Дважды вспомнит Данте о Кампальдинском бое, в «Комедии»; в первый раз, — только для того, чтобы сравнить звук военной трубы, зовущей людей умирать за отечество, с тем непристойнейшим звуком в Аду, которым один из самых зловонных бесов, Барбариччия, сопровождает каждый шаг своего шутовского военного шествия; а во второй раз — только для того, чтобы вспомнить, как один, почти никому не известный воин, Буонконте да Монтефельтро, погибший жалкою смертью в неприятельском войске, спас душу свою в борьбе с дьяволом, последним вздохом к Деве Марии. Вечные судьбы души человеческой дороже для Данте, чем так называемое «спасение отечества». В свой жестокий, железный, воинственный век он — один из самых мирных людей: не только ненавидит, но и презирает войну.
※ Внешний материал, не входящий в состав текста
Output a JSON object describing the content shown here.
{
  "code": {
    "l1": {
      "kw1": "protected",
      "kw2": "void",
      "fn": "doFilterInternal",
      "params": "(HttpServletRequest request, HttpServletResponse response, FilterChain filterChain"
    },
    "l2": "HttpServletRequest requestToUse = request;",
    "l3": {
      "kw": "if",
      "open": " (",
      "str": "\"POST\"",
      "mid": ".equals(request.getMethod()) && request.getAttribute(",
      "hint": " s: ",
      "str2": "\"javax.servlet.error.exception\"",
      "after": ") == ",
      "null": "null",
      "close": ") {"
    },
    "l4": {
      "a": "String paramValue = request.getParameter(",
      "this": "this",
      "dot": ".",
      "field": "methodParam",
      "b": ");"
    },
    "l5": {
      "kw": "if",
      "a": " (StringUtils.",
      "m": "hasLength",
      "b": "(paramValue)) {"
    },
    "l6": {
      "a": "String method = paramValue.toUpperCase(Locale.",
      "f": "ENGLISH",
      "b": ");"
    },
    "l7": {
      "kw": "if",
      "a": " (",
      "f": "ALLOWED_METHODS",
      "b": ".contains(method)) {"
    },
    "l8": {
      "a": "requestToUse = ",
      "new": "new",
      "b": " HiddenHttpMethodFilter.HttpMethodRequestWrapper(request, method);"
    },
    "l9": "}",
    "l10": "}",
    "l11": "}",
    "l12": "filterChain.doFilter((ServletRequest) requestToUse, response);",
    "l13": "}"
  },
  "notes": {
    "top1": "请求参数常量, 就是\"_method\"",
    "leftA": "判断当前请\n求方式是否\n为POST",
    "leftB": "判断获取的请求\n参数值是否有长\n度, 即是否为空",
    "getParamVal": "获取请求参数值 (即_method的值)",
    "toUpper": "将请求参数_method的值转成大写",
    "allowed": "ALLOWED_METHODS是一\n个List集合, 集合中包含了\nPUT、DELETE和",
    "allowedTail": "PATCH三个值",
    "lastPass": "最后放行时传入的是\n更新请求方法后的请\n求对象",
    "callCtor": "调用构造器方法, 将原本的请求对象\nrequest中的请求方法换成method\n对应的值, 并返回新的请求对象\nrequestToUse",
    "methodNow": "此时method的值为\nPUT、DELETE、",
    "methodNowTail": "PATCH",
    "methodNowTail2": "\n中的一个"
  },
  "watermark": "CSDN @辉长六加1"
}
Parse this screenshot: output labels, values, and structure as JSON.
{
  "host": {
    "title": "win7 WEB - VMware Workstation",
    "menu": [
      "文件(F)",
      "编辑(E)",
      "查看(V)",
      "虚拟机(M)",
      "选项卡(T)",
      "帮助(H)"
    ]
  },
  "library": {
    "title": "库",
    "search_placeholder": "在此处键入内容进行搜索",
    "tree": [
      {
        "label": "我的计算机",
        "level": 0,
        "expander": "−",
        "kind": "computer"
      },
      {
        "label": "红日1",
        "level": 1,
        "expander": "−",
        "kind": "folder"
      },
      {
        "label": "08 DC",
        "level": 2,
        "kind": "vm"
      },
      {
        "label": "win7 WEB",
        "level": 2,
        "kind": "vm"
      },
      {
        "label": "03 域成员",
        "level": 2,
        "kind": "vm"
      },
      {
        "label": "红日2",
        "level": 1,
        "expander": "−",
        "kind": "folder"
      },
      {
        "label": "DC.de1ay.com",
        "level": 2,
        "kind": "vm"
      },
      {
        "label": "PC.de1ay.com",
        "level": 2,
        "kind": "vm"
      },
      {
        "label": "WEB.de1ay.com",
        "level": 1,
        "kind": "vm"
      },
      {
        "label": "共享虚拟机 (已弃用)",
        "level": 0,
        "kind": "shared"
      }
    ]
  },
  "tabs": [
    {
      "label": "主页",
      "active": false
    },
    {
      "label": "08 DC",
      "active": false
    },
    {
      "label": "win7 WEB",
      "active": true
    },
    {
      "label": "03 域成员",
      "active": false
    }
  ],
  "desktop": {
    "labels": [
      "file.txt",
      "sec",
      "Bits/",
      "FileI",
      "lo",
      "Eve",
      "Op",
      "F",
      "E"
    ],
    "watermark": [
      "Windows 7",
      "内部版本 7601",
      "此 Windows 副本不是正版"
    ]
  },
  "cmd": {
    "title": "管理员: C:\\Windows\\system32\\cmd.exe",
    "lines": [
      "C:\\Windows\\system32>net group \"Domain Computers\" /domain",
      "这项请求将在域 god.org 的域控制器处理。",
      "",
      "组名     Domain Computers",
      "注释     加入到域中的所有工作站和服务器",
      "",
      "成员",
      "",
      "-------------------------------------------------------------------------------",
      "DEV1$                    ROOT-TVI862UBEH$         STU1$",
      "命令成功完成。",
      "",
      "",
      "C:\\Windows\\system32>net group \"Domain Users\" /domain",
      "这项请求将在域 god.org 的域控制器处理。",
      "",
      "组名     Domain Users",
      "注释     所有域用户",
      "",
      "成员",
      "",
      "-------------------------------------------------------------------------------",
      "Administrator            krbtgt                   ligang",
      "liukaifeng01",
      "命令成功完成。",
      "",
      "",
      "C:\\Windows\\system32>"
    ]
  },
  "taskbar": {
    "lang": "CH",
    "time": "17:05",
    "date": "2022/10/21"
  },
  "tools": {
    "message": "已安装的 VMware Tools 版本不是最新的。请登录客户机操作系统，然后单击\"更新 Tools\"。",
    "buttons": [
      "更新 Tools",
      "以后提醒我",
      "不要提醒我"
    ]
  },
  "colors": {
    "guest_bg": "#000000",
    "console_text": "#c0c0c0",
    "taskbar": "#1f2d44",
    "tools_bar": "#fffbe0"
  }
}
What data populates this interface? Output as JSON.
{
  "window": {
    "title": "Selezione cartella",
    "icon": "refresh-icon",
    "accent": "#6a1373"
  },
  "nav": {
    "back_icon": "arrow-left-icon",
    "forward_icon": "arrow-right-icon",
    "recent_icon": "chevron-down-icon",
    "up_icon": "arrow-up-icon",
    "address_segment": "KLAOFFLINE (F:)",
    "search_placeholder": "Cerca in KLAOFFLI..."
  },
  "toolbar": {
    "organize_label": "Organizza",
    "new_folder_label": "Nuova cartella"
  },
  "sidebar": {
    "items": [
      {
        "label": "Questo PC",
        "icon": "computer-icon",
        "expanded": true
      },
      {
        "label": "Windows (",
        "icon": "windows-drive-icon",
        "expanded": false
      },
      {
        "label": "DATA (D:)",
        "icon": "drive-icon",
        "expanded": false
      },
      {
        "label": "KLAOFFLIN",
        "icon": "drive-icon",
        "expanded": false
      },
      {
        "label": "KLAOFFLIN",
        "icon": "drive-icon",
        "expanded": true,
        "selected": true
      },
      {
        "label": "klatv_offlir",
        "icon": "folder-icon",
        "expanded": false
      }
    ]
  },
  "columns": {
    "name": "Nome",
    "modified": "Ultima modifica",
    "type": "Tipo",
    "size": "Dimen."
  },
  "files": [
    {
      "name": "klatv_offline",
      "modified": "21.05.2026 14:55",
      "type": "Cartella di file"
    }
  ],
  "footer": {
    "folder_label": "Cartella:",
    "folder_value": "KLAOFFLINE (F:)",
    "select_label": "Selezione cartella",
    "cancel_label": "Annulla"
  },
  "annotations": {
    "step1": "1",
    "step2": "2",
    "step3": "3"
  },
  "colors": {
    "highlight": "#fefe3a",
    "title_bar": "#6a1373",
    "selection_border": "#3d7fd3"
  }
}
И в этом, как во многом другом, к будущему ближе он, чем к прошлому и настоящему.

Может быть, после той тяжелой, едва не смертельной, болезни Данте, Биче, в одну из мимолетных уличных встреч, и прошла мимо него, без приветствия, как проходила во все эти два последних года («жестокость» это или что-то совсем другое, — мучить так человека, почти смертельно больного от любви к ней?). Но по тому, как она вдруг покраснела и побледнела от радости, увидав, что он жив и здоров, он понял, что она простила его и снова позволяет любить себя; и обрадовался этому так, как будто и она его любит; может быть, подумал, в первый раз: «А что, если любит?» Но все равно, любит или не любит, — Она есть в мире, и даже если умрет, и не будет ее, — все-таки была: уже в этом одном блаженство для него бесконечное.

вспоминает Данте, может быть, об этих блаженных днях.

В первый и последний, единственный раз на земле называет он Беатриче ее земным, простым, уменьшительным именем «Биче» (так назовет ее снова, только в раю), — может быть, потому, что вдруг чувствует ее земную, простую близость, в простой, земной любви.

… «Сердце мое было, в эти дни, так радостно, что казалось мне не моим: столь ново было для меня это чувство».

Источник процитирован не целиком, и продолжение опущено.